I’ve never seen a language with so much self-inflicted drama around it.
And there is more:
1) The OP does not mention he is evaluating an alpha version of the language.
2) OP starts the "evaluation" with a link to a very contentious and controversial post from 2019, which smears the author and describes the language as vaporware (despite it being 2022 now and over 100 releases later).
3) At no time during the creation of his supposedly month long "evaluation" did the OP reach out to the V developers or community to verify anything in his report.
4) At no time did the OP demonstrate any good will by filing any bug reports or creating a discussion at V's GitHub. He had a unknown throwaway GitHub account, to easily do such.
5) The OP's "evaluation" summary (that can not be responded to) is full of opinions that are subject to interpretation.
6) Exactly how qualified is this mystery evaluator doing this negative review? Unknown.
7) Multiple times in the review, the OP mentions "we", as if he is part of a team. Who is "we"? Unknown.

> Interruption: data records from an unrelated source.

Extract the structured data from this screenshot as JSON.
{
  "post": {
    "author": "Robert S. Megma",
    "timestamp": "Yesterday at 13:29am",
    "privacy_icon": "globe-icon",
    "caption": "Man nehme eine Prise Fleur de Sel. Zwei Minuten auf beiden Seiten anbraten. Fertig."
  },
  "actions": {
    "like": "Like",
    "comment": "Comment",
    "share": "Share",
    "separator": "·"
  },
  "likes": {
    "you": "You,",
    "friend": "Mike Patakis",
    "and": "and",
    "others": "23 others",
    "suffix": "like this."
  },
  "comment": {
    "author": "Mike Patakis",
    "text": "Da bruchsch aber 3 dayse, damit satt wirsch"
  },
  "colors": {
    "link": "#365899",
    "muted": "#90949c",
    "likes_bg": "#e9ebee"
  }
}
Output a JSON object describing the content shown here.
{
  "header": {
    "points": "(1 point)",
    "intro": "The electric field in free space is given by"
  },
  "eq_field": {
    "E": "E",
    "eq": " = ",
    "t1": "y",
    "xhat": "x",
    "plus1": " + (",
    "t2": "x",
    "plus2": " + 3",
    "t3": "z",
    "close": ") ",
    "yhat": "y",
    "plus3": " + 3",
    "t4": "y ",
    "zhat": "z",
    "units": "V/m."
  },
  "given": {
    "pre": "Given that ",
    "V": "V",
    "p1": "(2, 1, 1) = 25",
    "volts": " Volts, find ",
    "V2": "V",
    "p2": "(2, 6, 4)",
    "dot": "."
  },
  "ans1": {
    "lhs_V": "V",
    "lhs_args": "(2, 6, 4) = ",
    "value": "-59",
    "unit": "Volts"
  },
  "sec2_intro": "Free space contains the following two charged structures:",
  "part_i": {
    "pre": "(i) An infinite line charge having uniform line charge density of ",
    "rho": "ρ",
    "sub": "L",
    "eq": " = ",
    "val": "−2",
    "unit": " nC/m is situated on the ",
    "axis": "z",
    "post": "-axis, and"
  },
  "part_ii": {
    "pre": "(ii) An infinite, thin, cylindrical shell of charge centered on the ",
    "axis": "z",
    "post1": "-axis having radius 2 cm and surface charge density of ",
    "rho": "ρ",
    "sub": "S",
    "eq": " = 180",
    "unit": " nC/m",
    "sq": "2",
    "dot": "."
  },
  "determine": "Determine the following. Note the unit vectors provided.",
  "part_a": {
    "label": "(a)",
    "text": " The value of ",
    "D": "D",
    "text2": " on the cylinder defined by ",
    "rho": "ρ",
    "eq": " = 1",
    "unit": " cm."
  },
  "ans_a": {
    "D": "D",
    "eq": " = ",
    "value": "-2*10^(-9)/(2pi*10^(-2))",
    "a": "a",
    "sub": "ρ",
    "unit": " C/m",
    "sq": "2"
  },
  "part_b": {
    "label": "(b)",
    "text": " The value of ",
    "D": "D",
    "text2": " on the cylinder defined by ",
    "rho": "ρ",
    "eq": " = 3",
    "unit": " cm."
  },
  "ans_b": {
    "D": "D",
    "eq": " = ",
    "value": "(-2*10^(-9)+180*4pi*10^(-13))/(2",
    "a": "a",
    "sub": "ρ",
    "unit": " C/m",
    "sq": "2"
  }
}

8) The OP avoids attempts to be engaged in debate with V developers on various points about his review or make it known that he will modify it for correctness, fairness, or language version.
The irony of you picking apart the OP's wording as not being exactly correct is just too much. There's the projection I was talking about. :-)
> Multiple times in the review, the OP mentions "we", as if he is part of a team. Who is "we"? Unknown.
On the off chance that you just aren't aware of the idiom, it's common to say "we" as in "me and you, the reader."